A second important lesson would be that through the Complaints Office we have been able to enhance constructive dialogue with communities. Communities value the time and effort dedicated to them. But we clearly understand that this office cannot, and should not, replace the permanent and significant engagement of the company with its neighbour communities. In addition, with this mechanism we know that our capacity to act with due diligence has been enhanced. We are identifying new minor impacts as well as new ways to understand them and it has also helped us to prepare or modify our existing management plans.

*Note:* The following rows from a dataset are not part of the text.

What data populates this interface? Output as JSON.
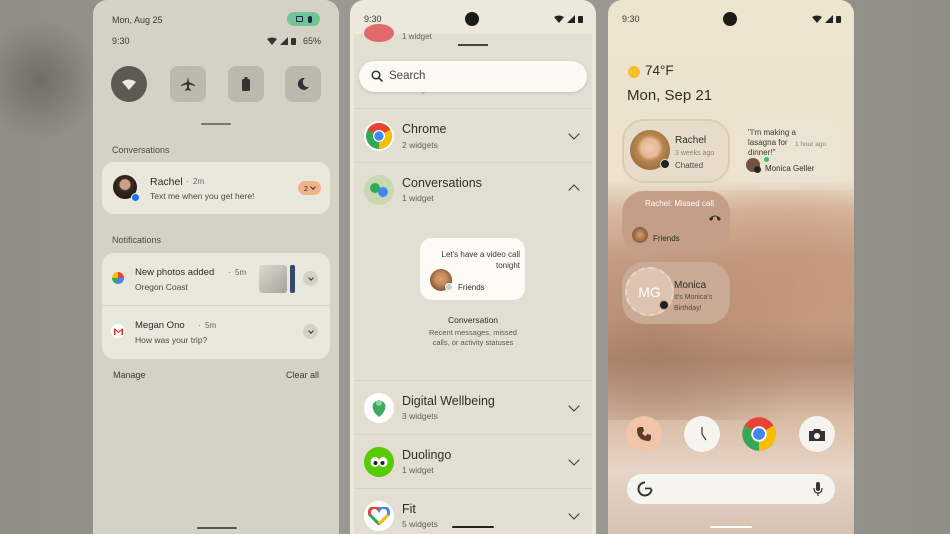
{
  "panel1": {
    "date": "Mon, Aug 25",
    "time": "9:30",
    "battery": "65%",
    "section_conversations": "Conversations",
    "conversation": {
      "name": "Rachel",
      "ago": "2m",
      "message": "Text me when you get here!",
      "count": "2"
    },
    "section_notifications": "Notifications",
    "notifications": [
      {
        "title": "New photos added",
        "ago": "5m",
        "subtitle": "Oregon Coast"
      },
      {
        "title": "Megan Ono",
        "ago": "5m",
        "subtitle": "How was your trip?"
      }
    ],
    "manage": "Manage",
    "clear_all": "Clear all"
  },
  "panel2": {
    "time": "9:30",
    "top_partial": "1 widget",
    "search_placeholder": "Search",
    "partial_below_search": "2 widgets",
    "apps": [
      {
        "name": "Chrome",
        "count": "2 widgets"
      },
      {
        "name": "Conversations",
        "count": "1 widget"
      },
      {
        "name": "Digital Wellbeing",
        "count": "3 widgets"
      },
      {
        "name": "Duolingo",
        "count": "1 widget"
      },
      {
        "name": "Fit",
        "count": "5 widgets"
      }
    ],
    "preview": {
      "message": "Let's have a video call tonight",
      "group": "Friends",
      "title": "Conversation",
      "description": "Recent messages, missed calls, or activity statuses"
    }
  },
  "panel3": {
    "time": "9:30",
    "weather": "74°F",
    "date": "Mon, Sep 21",
    "widgets": {
      "rachel": {
        "name": "Rachel",
        "ago": "3 weeks ago",
        "status": "Chatted"
      },
      "monica_msg": {
        "message": "\"I'm making a lasagna for dinner!\"",
        "ago": "1 hour ago",
        "name": "Monica Geller"
      },
      "missed": {
        "title": "Rachel: Missed call",
        "group": "Friends"
      },
      "monica": {
        "initials": "MG",
        "name": "Monica",
        "note": "It's Monica's Birthday!"
      }
    }
  }
}
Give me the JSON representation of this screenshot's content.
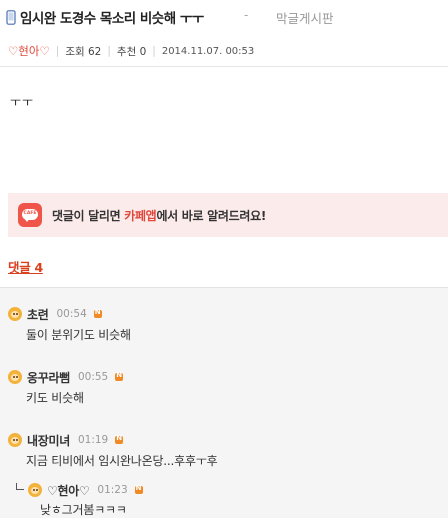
{
  "post": {
    "title": "임시완 도경수 목소리 비슷해 ㅜㅜ",
    "dash": "-",
    "board_name": "막글게시판",
    "author": "♡현아♡",
    "views_label": "조회",
    "views": "62",
    "recommend_label": "추천",
    "recommend": "0",
    "date": "2014.11.07.  00:53",
    "body": "ㅜㅜ"
  },
  "cafe_banner": {
    "icon_text": "CAFE",
    "pre": "댓글이 달리면 ",
    "accent": "카페앱",
    "post": "에서 바로 알려드려요!"
  },
  "comments_header": {
    "label": "댓글 4"
  },
  "comments": [
    {
      "name": "초련",
      "time": "00:54",
      "text": "둘이 분위기도 비슷해",
      "reply": false
    },
    {
      "name": "옹꾸라뻠",
      "time": "00:55",
      "text": "키도 비슷해",
      "reply": false
    },
    {
      "name": "내장미녀",
      "time": "01:19",
      "text": "지금 티비에서 임시완나온당...후후ㅜ후",
      "reply": false
    },
    {
      "name": "♡현아♡",
      "time": "01:23",
      "text": "낮ㅎ그거봄ㅋㅋㅋ",
      "reply": true
    }
  ],
  "colors": {
    "accent": "#e0483b",
    "comment_count": "#d9411e",
    "banner_bg": "#fcebeb",
    "comments_bg": "#f5f5f5",
    "new_badge": "#f08a24"
  }
}
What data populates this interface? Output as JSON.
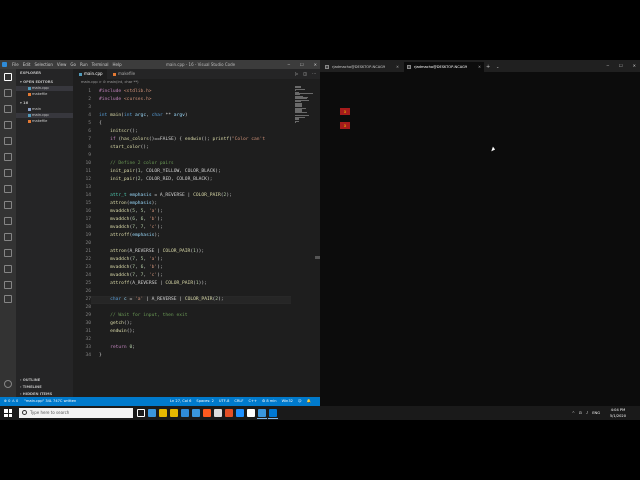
{
  "vscode": {
    "titlebar": {
      "menu": [
        "File",
        "Edit",
        "Selection",
        "View",
        "Go",
        "Run",
        "Terminal",
        "Help"
      ],
      "title": "main.cpp - 16 - Visual Studio Code",
      "min": "─",
      "max": "☐",
      "close": "✕"
    },
    "sidebar": {
      "explorer_title": "EXPLORER",
      "open_editors_label": "OPEN EDITORS",
      "open_editors": [
        {
          "name": "main.cpp",
          "type": "cpp"
        },
        {
          "name": "makefile",
          "type": "mk"
        }
      ],
      "folder_label": "16",
      "files": [
        {
          "name": "main",
          "type": "bin"
        },
        {
          "name": "main.cpp",
          "type": "cpp"
        },
        {
          "name": "makefile",
          "type": "mk"
        }
      ],
      "outline_label": "OUTLINE",
      "timeline_label": "TIMELINE",
      "hidden_items_label": "HIDDEN ITEMS"
    },
    "tabs": [
      {
        "label": "main.cpp",
        "type": "cpp",
        "active": true
      },
      {
        "label": "makefile",
        "type": "mk",
        "active": false
      }
    ],
    "breadcrumb": "main.cpp > ⊘ main(int, char **)",
    "editor": {
      "lines": [
        [
          [
            "c",
            "#include "
          ],
          [
            "s",
            "<stdlib.h>"
          ]
        ],
        [
          [
            "c",
            "#include "
          ],
          [
            "s",
            "<curses.h>"
          ]
        ],
        [],
        [
          [
            "k",
            "int "
          ],
          [
            "f",
            "main"
          ],
          [
            "",
            "("
          ],
          [
            "k",
            "int "
          ],
          [
            "v",
            "argc"
          ],
          [
            "",
            ", "
          ],
          [
            "k",
            "char "
          ],
          [
            "",
            "** "
          ],
          [
            "v",
            "argv"
          ],
          [
            "",
            ")"
          ]
        ],
        [
          [
            "",
            "{"
          ]
        ],
        [
          [
            "",
            "    "
          ],
          [
            "f",
            "initscr"
          ],
          [
            "",
            "();"
          ]
        ],
        [
          [
            "",
            "    "
          ],
          [
            "c",
            "if "
          ],
          [
            "",
            "("
          ],
          [
            "f",
            "has_colors"
          ],
          [
            "",
            "()==FALSE) { "
          ],
          [
            "f",
            "endwin"
          ],
          [
            "",
            "(); "
          ],
          [
            "f",
            "printf"
          ],
          [
            "",
            "("
          ],
          [
            "s",
            "\"Color can't"
          ]
        ],
        [
          [
            "",
            "    "
          ],
          [
            "f",
            "start_color"
          ],
          [
            "",
            "();"
          ]
        ],
        [],
        [
          [
            "",
            "    "
          ],
          [
            "cm",
            "// Define 2 color pairs"
          ]
        ],
        [
          [
            "",
            "    "
          ],
          [
            "f",
            "init_pair"
          ],
          [
            "",
            "("
          ],
          [
            "n",
            "1"
          ],
          [
            "",
            ", COLOR_YELLOW, COLOR_BLACK);"
          ]
        ],
        [
          [
            "",
            "    "
          ],
          [
            "f",
            "init_pair"
          ],
          [
            "",
            "("
          ],
          [
            "n",
            "2"
          ],
          [
            "",
            ", COLOR_RED, COLOR_BLACK);"
          ]
        ],
        [],
        [
          [
            "",
            "    "
          ],
          [
            "t",
            "attr_t "
          ],
          [
            "v",
            "emphasis"
          ],
          [
            "",
            " = A_REVERSE | "
          ],
          [
            "f",
            "COLOR_PAIR"
          ],
          [
            "",
            "("
          ],
          [
            "n",
            "2"
          ],
          [
            "",
            ");"
          ]
        ],
        [
          [
            "",
            "    "
          ],
          [
            "f",
            "attron"
          ],
          [
            "",
            "("
          ],
          [
            "v",
            "emphasis"
          ],
          [
            "",
            ");"
          ]
        ],
        [
          [
            "",
            "    "
          ],
          [
            "f",
            "mvaddch"
          ],
          [
            "",
            "("
          ],
          [
            "n",
            "5"
          ],
          [
            "",
            ", "
          ],
          [
            "n",
            "5"
          ],
          [
            "",
            ", "
          ],
          [
            "s",
            "'a'"
          ],
          [
            "",
            ");"
          ]
        ],
        [
          [
            "",
            "    "
          ],
          [
            "f",
            "mvaddch"
          ],
          [
            "",
            "("
          ],
          [
            "n",
            "6"
          ],
          [
            "",
            ", "
          ],
          [
            "n",
            "6"
          ],
          [
            "",
            ", "
          ],
          [
            "s",
            "'b'"
          ],
          [
            "",
            ");"
          ]
        ],
        [
          [
            "",
            "    "
          ],
          [
            "f",
            "mvaddch"
          ],
          [
            "",
            "("
          ],
          [
            "n",
            "7"
          ],
          [
            "",
            ", "
          ],
          [
            "n",
            "7"
          ],
          [
            "",
            ", "
          ],
          [
            "s",
            "'c'"
          ],
          [
            "",
            ");"
          ]
        ],
        [
          [
            "",
            "    "
          ],
          [
            "f",
            "attroff"
          ],
          [
            "",
            "("
          ],
          [
            "v",
            "emphasis"
          ],
          [
            "",
            ");"
          ]
        ],
        [],
        [
          [
            "",
            "    "
          ],
          [
            "f",
            "attron"
          ],
          [
            "",
            "(A_REVERSE | "
          ],
          [
            "f",
            "COLOR_PAIR"
          ],
          [
            "",
            "("
          ],
          [
            "n",
            "1"
          ],
          [
            "",
            "));"
          ]
        ],
        [
          [
            "",
            "    "
          ],
          [
            "f",
            "mvaddch"
          ],
          [
            "",
            "("
          ],
          [
            "n",
            "7"
          ],
          [
            "",
            ", "
          ],
          [
            "n",
            "5"
          ],
          [
            "",
            ", "
          ],
          [
            "s",
            "'a'"
          ],
          [
            "",
            ");"
          ]
        ],
        [
          [
            "",
            "    "
          ],
          [
            "f",
            "mvaddch"
          ],
          [
            "",
            "("
          ],
          [
            "n",
            "7"
          ],
          [
            "",
            ", "
          ],
          [
            "n",
            "6"
          ],
          [
            "",
            ", "
          ],
          [
            "s",
            "'b'"
          ],
          [
            "",
            ");"
          ]
        ],
        [
          [
            "",
            "    "
          ],
          [
            "f",
            "mvaddch"
          ],
          [
            "",
            "("
          ],
          [
            "n",
            "7"
          ],
          [
            "",
            ", "
          ],
          [
            "n",
            "7"
          ],
          [
            "",
            ", "
          ],
          [
            "s",
            "'c'"
          ],
          [
            "",
            ");"
          ]
        ],
        [
          [
            "",
            "    "
          ],
          [
            "f",
            "attroff"
          ],
          [
            "",
            "(A_REVERSE | "
          ],
          [
            "f",
            "COLOR_PAIR"
          ],
          [
            "",
            "("
          ],
          [
            "n",
            "1"
          ],
          [
            "",
            "));"
          ]
        ],
        [],
        [
          [
            "",
            "    "
          ],
          [
            "k",
            "char "
          ],
          [
            "v",
            "c"
          ],
          [
            "",
            " = "
          ],
          [
            "s",
            "'a'"
          ],
          [
            "",
            " | A_REVERSE | "
          ],
          [
            "f",
            "COLOR_PAIR"
          ],
          [
            "",
            "("
          ],
          [
            "n",
            "2"
          ],
          [
            "",
            ");"
          ]
        ],
        [],
        [
          [
            "",
            "    "
          ],
          [
            "cm",
            "// Wait for input, then exit"
          ]
        ],
        [
          [
            "",
            "    "
          ],
          [
            "f",
            "getch"
          ],
          [
            "",
            "();"
          ]
        ],
        [
          [
            "",
            "    "
          ],
          [
            "f",
            "endwin"
          ],
          [
            "",
            "();"
          ]
        ],
        [],
        [
          [
            "",
            "    "
          ],
          [
            "c",
            "return "
          ],
          [
            "n",
            "0"
          ],
          [
            "",
            ";"
          ]
        ],
        [
          [
            "",
            "}"
          ]
        ]
      ],
      "current_line": 27
    },
    "statusbar": {
      "left": [
        "⊗ 0 ⚠ 0",
        "\"main.cpp\" 34L 747C written"
      ],
      "right": [
        "Ln 27, Col 6",
        "Spaces: 2",
        "UTF-8",
        "CRLF",
        "C++",
        "⚙ 8 min",
        "Win32",
        "☺",
        "🔔"
      ]
    }
  },
  "terminal": {
    "tabs": [
      {
        "label": "rjadmacho@DESKTOP-NCAG9",
        "active": false
      },
      {
        "label": "rjadmacho@DESKTOP-NCAG9",
        "active": true
      }
    ],
    "new_tab": "+",
    "dropdown": "⌄",
    "min": "─",
    "max": "☐",
    "close": "✕",
    "cells": [
      "a",
      "a"
    ]
  },
  "taskbar": {
    "search_placeholder": "Type here to search",
    "time": "4:04 PM",
    "date": "5/1/2020",
    "tray": [
      "^",
      "⊡",
      "♪",
      "ENG"
    ],
    "app_colors": [
      "#ffffff",
      "#3a96dd",
      "#e6b800",
      "#e6b800",
      "#2f8bd8",
      "#3a96dd",
      "#ff5a1f",
      "#dddddd",
      "#e34f26",
      "#1e90ff",
      "#ffffff",
      "#3a96dd",
      "#0078d4"
    ]
  },
  "colors": {
    "accent": "#007acc",
    "terminal_cell_bg": "#a51b1b",
    "terminal_cell_fg": "#e6b800"
  }
}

Another important result that is worth mentioning is that the Complaints Office has allowed us to systematize cases and enable a better understanding of certain issues. This has helped us to prepare integral responses to what could have been seen before as isolated situations. This in the end helps us to focus our staff on our resources better.
Our role in the implementation of this office is definitely not over. Many challenges remain. For example, we know that we must continue to strengthen the integration of the complaints mechanisms within the operation and we must enhance support across all company sections and levels. We should be able to develop clear rules to decide on compensations and expedite our decision processes. We also must be able to periodically review and improve our complaints management system. In parallel, we have to continue with the company’s enhancement of the quality of our engagement with the communities and to obtain fast track administrative processes that help us to deliver results in a timely way.
All of these things we have found with the office are encouraging signs. We are aware of the challenges ahead however, but we are convinced that the Complaints Office can help the company respect human rights, it contributes to having the social license to operate, and it has definitely helped us to understand and address our impacts in a strategic way.